12- Casusluğun "Sıradan" Ve Sıkıcı Bir Günü [Robert]

190 22 45
                                    

Bana sorarsanız sevgili okurlarım, başlığı görür görmez size bir çağrışım yapmış veya var olan şüphelerinizi kuvvetlendirmiştir. Bakalım haklı mısınız? (Siz sormadan söyleyeyim, büyük ihtimalle evet. Aklınızdan ne geçtiğini biliyorum.)

  Robert Larkin arkasına yaslanıp elindeki yastığı kafasının altına yerleştirdi ama kafasını koyamadan biri onu dürtükleyip bütün keyfini kaçırdı.

 Homurdanarak yerinden kalkıp gözlerini açtı ve kardeşlerinden Clovis’in esneyerek orada durduğunu gördü. “Ne var Clovis?”

 Kardeşi iyice gerindi. Uyumamaya çalıştığı belli oluyordu. “Bana bak, düşersen seni yakalamam ona göre. Ne diyeceksen de.”

 “Amma kabasın, kardeşim.” Clovis gözlerini ovuşturdu ve kendi yatağına doğru sendeledi. “Sana İris Mesajı var. Özel bir şeymiş.” Kulübenin tuvaletlerini işaret etti.

 “Kimden?” diye sordu Robert ama çok geçti. Clovis çoktan horuldamaya başlamıştı.

 “Hay, Erebos belasını versin,” diye küfretti. Neyse ki kabindeki herkes uyuyordu.

 Hızlıca tuvaletlere doğru yürüdü ve bir gökkuşağıyla karşılaştı. Kıvırcık saçlarını atkuyruğu yapmış sarışın bir kız duruyordu içinde.

 “Annie!” dedi Robert kendini gülümsemeye zorlayarak. Kızı gördüğüne hiç de memnun olmamıştı ama planları bunu gizlemesini gerektiriyordu ne yazık ki.

 “Robert!” dedi Annabeth Chase ona gülümseyerek. Yüzünde heyecanlı ve temkinli bir ifade vardı, sanki bir şey yapacakmış da sonrasında olacakları tahmin edemiyormuş gibiydi.
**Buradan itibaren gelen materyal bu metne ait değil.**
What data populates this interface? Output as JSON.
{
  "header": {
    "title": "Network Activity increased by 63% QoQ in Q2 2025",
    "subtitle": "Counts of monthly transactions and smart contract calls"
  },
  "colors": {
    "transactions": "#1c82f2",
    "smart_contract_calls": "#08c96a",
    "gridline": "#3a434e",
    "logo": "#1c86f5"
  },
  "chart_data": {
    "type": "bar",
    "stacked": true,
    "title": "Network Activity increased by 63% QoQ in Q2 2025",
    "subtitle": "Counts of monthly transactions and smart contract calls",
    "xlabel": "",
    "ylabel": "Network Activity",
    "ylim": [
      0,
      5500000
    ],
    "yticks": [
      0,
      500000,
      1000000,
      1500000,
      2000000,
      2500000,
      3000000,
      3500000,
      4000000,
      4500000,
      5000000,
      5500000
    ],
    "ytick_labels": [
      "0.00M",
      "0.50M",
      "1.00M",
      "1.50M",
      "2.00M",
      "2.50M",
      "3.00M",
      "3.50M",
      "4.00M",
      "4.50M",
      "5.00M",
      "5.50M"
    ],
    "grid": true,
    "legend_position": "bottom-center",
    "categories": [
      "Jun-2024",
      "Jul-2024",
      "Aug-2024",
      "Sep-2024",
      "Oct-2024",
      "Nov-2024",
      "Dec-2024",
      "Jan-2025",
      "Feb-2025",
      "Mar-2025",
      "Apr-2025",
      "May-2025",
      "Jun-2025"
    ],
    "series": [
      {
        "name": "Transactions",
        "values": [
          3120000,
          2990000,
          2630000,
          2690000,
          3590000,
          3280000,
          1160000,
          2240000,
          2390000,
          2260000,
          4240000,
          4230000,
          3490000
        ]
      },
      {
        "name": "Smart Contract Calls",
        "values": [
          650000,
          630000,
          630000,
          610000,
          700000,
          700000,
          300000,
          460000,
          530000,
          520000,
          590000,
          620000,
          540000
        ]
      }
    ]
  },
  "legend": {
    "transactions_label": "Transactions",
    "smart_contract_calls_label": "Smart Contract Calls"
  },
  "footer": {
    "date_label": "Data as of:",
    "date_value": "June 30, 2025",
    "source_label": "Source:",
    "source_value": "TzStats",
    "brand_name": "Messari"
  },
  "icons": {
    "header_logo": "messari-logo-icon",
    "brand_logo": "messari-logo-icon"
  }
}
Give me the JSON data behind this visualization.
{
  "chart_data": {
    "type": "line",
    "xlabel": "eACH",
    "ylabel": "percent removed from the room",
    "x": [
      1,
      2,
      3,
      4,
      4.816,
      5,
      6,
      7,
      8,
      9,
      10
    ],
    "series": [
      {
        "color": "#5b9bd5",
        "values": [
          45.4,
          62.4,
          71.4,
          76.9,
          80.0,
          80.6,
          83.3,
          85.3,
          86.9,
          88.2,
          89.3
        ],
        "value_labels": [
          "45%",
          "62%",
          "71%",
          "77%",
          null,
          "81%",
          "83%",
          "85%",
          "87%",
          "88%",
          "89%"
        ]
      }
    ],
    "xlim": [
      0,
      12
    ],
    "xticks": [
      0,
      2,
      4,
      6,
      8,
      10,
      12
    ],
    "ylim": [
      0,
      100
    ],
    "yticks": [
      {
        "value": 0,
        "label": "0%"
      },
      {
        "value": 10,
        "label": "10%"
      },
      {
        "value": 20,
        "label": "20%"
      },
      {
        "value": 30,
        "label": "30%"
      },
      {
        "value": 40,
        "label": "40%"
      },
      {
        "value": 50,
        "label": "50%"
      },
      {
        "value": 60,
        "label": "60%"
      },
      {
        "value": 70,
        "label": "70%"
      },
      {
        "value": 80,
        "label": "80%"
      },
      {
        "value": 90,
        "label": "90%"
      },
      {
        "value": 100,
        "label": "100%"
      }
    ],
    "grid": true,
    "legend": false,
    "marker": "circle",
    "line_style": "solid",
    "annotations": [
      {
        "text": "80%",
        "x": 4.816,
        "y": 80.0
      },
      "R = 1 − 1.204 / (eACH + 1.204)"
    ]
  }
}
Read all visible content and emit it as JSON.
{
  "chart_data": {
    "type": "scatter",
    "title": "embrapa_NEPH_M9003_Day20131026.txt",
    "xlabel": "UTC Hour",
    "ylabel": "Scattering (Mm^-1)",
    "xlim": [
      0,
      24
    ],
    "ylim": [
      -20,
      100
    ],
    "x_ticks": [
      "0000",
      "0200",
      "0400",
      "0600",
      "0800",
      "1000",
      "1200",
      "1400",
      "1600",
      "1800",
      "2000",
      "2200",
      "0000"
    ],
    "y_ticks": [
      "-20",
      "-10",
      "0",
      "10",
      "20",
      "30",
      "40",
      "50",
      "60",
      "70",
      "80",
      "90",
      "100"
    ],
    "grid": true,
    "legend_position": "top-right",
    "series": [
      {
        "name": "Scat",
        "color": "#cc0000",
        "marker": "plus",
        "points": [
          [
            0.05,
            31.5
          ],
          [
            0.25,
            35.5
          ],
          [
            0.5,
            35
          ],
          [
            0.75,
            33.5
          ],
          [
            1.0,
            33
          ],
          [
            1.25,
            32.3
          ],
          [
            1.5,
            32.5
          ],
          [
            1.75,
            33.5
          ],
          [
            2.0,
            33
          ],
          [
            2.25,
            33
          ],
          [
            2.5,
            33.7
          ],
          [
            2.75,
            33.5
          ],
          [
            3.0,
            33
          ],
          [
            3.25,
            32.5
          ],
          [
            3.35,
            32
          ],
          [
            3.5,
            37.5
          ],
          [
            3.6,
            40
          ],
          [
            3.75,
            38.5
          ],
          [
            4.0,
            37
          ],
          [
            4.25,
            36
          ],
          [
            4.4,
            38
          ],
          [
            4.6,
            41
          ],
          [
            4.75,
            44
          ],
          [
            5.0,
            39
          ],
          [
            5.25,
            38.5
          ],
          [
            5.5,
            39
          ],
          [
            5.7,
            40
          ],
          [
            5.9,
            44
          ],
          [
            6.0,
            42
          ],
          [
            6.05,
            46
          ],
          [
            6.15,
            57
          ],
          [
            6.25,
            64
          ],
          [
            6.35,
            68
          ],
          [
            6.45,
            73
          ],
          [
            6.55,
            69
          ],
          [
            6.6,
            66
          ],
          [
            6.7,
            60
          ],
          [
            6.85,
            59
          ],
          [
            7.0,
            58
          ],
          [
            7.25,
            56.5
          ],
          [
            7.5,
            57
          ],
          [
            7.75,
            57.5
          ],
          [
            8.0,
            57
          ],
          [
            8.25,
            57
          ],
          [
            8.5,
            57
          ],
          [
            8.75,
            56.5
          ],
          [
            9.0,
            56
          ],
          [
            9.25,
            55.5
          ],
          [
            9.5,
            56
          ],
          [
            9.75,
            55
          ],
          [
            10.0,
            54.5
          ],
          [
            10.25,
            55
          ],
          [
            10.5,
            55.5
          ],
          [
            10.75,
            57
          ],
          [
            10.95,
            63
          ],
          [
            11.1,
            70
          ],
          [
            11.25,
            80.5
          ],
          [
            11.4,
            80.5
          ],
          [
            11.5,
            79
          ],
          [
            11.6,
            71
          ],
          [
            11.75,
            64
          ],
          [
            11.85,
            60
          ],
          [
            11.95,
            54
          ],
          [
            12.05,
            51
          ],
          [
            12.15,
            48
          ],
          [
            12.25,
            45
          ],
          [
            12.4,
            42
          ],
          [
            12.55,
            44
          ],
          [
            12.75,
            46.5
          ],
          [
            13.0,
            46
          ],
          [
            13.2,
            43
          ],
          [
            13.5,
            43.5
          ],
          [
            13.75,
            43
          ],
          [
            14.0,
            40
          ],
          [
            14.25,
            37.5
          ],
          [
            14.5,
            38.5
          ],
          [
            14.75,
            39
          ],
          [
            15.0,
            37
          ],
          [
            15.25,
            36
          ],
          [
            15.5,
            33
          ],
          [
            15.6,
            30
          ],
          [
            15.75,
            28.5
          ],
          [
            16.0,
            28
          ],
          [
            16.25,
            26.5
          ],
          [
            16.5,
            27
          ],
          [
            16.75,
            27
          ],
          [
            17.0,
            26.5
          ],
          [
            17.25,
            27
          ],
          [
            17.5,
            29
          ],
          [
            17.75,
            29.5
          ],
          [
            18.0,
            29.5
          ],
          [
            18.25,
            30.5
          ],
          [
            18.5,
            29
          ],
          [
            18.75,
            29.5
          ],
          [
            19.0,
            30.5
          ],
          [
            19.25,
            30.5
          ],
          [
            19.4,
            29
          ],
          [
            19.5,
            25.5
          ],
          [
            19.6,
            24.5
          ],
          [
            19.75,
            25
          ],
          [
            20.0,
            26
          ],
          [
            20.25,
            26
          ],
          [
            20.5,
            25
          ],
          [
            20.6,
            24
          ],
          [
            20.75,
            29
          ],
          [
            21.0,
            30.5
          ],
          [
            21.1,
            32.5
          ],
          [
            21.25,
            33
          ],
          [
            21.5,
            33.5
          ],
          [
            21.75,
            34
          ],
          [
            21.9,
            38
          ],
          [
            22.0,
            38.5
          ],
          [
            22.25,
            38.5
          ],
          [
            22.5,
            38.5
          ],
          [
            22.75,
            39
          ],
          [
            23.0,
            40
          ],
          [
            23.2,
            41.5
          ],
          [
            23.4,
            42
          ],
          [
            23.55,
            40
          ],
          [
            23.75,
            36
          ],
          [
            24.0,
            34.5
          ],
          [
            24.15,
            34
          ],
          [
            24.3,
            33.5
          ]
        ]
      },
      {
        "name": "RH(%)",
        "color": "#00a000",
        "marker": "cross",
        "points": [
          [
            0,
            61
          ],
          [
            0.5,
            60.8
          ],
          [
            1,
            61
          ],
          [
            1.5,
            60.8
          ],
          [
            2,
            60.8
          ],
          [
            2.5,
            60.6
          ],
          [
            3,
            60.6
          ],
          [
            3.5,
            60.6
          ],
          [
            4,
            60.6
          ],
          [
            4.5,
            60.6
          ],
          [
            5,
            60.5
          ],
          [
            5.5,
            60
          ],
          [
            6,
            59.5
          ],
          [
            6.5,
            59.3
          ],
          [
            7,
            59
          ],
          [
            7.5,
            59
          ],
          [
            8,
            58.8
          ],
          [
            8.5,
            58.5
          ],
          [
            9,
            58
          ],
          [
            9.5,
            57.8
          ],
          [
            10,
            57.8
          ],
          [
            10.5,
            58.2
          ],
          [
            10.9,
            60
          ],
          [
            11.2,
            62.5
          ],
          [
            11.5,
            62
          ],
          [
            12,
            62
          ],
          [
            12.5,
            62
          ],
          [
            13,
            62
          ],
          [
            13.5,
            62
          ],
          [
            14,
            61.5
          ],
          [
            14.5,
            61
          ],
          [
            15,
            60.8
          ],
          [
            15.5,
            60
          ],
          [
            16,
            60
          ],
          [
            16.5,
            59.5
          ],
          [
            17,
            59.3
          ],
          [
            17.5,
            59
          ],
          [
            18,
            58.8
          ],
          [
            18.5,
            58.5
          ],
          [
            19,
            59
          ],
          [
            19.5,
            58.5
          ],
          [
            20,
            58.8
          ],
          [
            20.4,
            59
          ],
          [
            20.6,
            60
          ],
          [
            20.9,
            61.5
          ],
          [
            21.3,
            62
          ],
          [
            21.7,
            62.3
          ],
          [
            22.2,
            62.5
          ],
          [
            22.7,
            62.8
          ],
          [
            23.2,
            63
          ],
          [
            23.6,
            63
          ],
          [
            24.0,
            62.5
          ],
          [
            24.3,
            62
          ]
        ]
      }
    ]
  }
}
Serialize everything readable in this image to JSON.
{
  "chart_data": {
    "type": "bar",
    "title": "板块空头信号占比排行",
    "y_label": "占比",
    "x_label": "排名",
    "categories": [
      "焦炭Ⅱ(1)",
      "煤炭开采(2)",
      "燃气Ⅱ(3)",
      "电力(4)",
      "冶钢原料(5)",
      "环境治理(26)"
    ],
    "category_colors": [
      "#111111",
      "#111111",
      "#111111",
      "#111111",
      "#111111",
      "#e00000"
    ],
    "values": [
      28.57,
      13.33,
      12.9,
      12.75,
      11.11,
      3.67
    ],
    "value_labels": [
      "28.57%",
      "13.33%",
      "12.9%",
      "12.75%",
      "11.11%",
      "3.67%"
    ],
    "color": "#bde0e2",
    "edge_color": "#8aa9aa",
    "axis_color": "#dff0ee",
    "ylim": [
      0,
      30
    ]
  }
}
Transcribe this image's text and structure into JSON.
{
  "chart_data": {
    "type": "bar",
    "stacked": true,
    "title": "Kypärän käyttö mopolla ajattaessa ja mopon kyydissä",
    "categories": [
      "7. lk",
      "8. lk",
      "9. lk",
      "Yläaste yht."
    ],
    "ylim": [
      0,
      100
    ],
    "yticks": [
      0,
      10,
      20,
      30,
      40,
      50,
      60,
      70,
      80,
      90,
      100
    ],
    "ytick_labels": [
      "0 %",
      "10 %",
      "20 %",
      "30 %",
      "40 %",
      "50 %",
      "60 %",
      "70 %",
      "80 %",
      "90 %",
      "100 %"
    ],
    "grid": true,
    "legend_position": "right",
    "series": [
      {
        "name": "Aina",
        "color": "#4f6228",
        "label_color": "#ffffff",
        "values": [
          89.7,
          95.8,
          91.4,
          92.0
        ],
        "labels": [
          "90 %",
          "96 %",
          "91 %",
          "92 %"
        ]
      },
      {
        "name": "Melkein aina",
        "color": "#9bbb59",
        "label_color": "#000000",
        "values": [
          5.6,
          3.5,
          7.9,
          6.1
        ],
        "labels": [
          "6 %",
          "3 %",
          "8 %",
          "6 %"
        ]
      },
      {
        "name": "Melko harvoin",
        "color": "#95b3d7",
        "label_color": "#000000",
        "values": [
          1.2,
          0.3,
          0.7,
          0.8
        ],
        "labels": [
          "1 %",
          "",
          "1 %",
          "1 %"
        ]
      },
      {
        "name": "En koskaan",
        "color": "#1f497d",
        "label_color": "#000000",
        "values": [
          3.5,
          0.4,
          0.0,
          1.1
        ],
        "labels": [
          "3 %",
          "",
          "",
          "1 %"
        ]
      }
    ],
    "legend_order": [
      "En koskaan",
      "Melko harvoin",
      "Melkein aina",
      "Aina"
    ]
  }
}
Robert Athena çocuklarının sık sık bu tür durumlar yaşadıklarını daha önce de duymuştu.

 “Bir şey oldu!” dedi Annie. İyice gerilmiş görünüyordu, bir de nedense karnını okşayıp duruyordu.

 “Nedir?” diye sordu Robert. Bıkkın görünmemesi lazımdı ama bir an önce efendisine ulaşmalı ve günlük raporunu vermeliydi ki, bu da hemen uyumasını gerektiriyordu.

 “Mutsuzsun sanki?” diye sordu Annie. Yüzündeki ifade değişmiş, biraz durgun bir hale bürünmüştü.

 “İyiyim,” dedi Robert. “Uykum var sadece.”

 Annie buna gereğinden yüksek, zoraki bir kahkaha attı. Gergin olduğu barizdi ama Robert sebebini çözemiyordu. Bir an aklına bir şüphe düştü; acaba onun gibi Annabeth de sırf bilgi alabilmek için mi onunla çıkmıştı?

 “Haberlerim var,” dedi Annie onu endişelerinden uyandırarak. “Ben, şey... üç ay önce ne olduğunu hatırlıyor musun? Hani şu hain cezasını çekmeden hemen önce?” hain lafını tıslayarak söylemişti.

 “Tabii ki, şekerim,” dedi Robert. O günü asla unutamazdı. O çok güçlü Olimposluları, en yüce kahramanlarını fırlatıp Tartarus’a atmaya ikna etmişti, hem de buna bütün melezler ve sözde Perseus Jackson’un onu çok seven babası da dahildi! Hayır, nasıl unutabilirdi? O gün en büyük zaferini tatmıştı.

 “Benim sayemde, küçük melez. Bunu ben sana güç verdiğim için başarabildin.”

 “Ah, tabii efendim!” dedi Robert çabucak. Kimse onu kızdırmak istemezdi.

 “Güzel. Şimdi şu aptal kız ne istiyormuş öğrenelim hadi.”

 “Robbie? Daldın?” Annie elini mesajı silmemek için biraz uzaktan ona sallıyordu.